Ciudad de México.- En el marco de su visita oficial a México, el secretario de Estado del Vaticano, el cardenal Pietro Parolin, encabezó este miércoles una eucaristía de acción de gracias en el altar mayor de la Basílica de Guadalupe, donde expresó un mensaje de solidaridad y esperanza para las madres buscadoras y los familiares de víctimas de la violencia.
A la ceremonia asistieron diversas autoridades eclesiásticas, entre ellas el nuncio apostólico en México, Joseph Spiteri; el secretario general de la Conferencia del Episcopado Mexicano, Héctor Mario Pérez Villarreal; los obispos Eugenio Lira y Martín Barraza Beltrán, además del rector de la Basílica de Guadalupe, Daniel Víctor Villalobos Ortiz. También estuvo presente Clara Luz Flores, titular con licencia de la Unidad de Asuntos Religiosos de la Secretaría de Gobernación.
¿Qué dijo a las madres buscadoras?
Durante la homilía, Pietro Parolin dedicó un mensaje especial a las miles de familias que buscan a sus seres queridos desaparecidos en México. “Su ejemplo resuena con especial fuerza aquí en México, donde tantas madres siguen buscando con firmeza y fe a sus hijos desaparecidos. Nada puede impedirles hacer todo lo posible por ayudar a sus hijos”, expresó, al tiempo que llamó a acompañarlas con la oración para que su perseverancia sea recompensada.
¿Cuál fue su llamado ante la violencia?
El secretario de Estado del Vaticano lamentó que la humanidad continúe enfrentando graves crisis como la guerra, el hambre y la violencia, pese a siglos de predicación del Evangelio. Afirmó que estos desafíos representan una prueba para la sociedad y para las comunidades de fe en todo el mundo.
No obstante, sostuvo que los creyentes no deben perder la esperanza frente a la adversidad. “Aunque seamos pequeños y débiles, por la gracia de Dios podemos obrar maravillas.
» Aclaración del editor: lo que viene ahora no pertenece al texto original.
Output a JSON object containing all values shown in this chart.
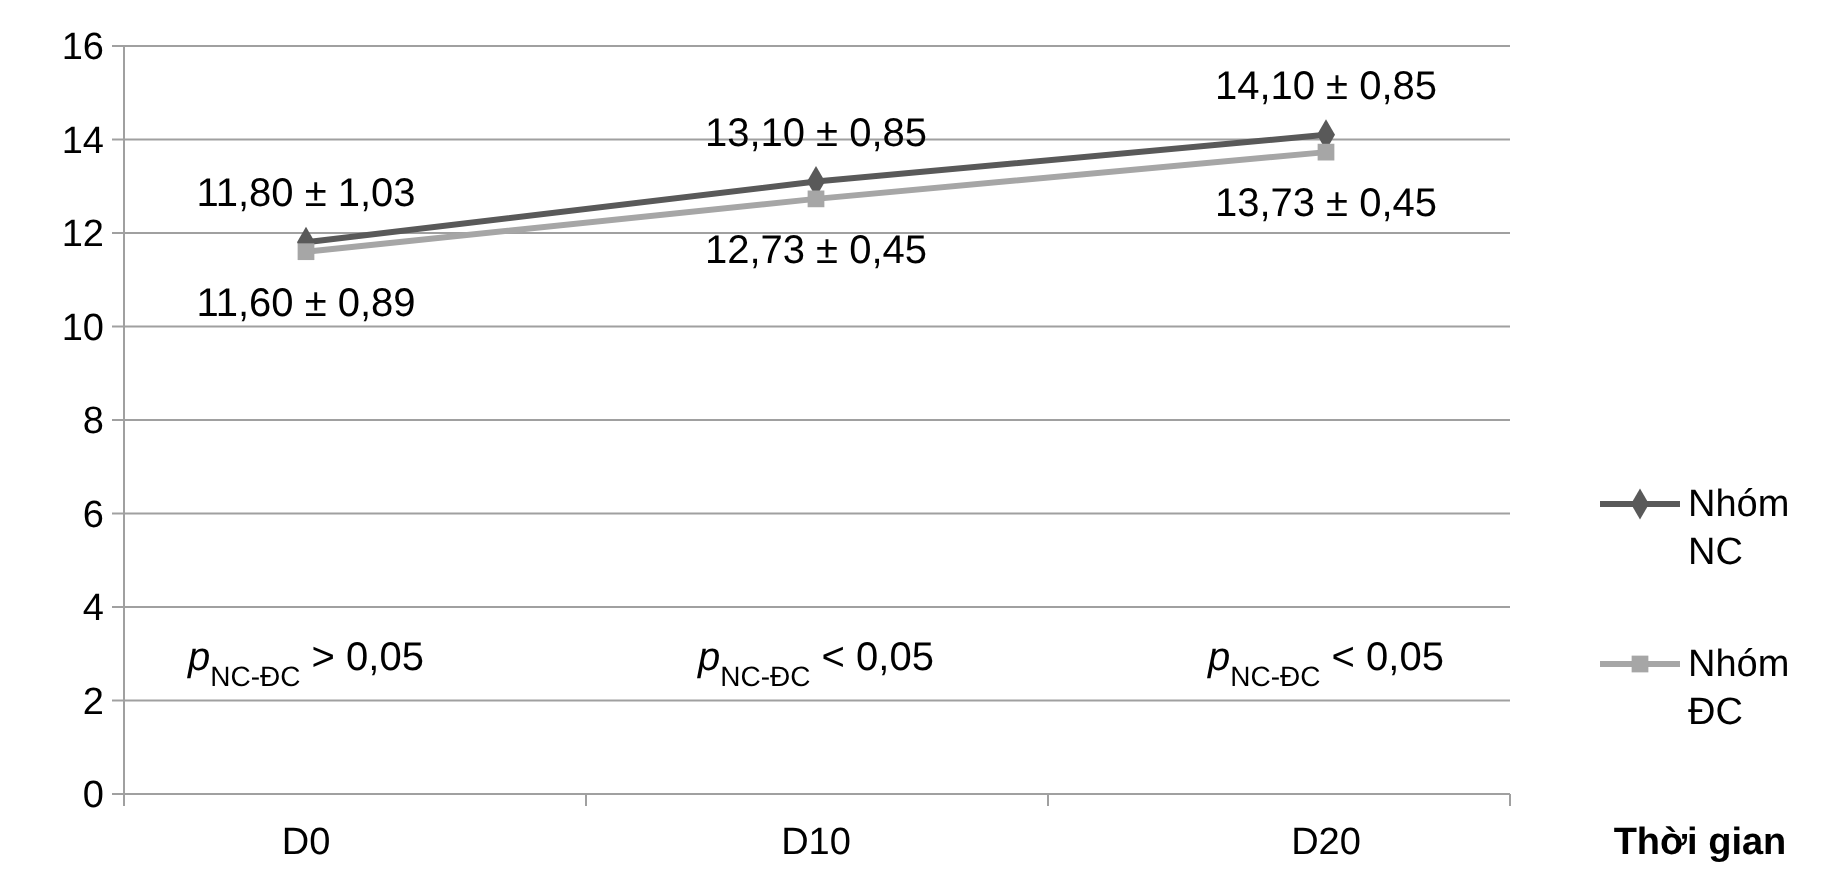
{
  "chart_data": {
    "type": "line",
    "xlabel": "Thời gian",
    "categories": [
      "D0",
      "D10",
      "D20"
    ],
    "series": [
      {
        "name": "Nhóm NC",
        "color": "#595959",
        "marker": "diamond",
        "values": [
          11.8,
          13.1,
          14.1
        ],
        "value_labels": [
          "11,80 ± 1,03",
          "13,10 ± 0,85",
          "14,10 ± 0,85"
        ]
      },
      {
        "name": "Nhóm ĐC",
        "color": "#a6a6a6",
        "marker": "square",
        "values": [
          11.6,
          12.73,
          13.73
        ],
        "value_labels": [
          "11,60 ± 0,89",
          "12,73 ± 0,45",
          "13,73 ± 0,45"
        ]
      }
    ],
    "annotations": [
      "p$_{NC-ĐC}$ > 0,05",
      "p$_{NC-ĐC}$ < 0,05",
      "p$_{NC-ĐC}$ < 0,05"
    ],
    "ylim": [
      0,
      16
    ],
    "yticks": [
      0,
      2,
      4,
      6,
      8,
      10,
      12,
      14,
      16
    ],
    "grid": "y",
    "legend": "right"
  }
}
Un testimonio de la verdad del Evangelio puede transformar corazones y, por lo tanto, transformar el mundo”, afirmó durante la celebración religiosa.
Al concluir la eucaristía, el cardenal reconoció el compromiso de quienes mantienen viva la esperanza en medio del sufrimiento, ya sea en zonas de conflicto, hospitales de campaña o regiones afectadas por crisis humanitarias. Asimismo, llamó a todas las comunidades de fe a ser testimonio de paz, resiliencia y solidaridad ante los desafíos del mundo actual.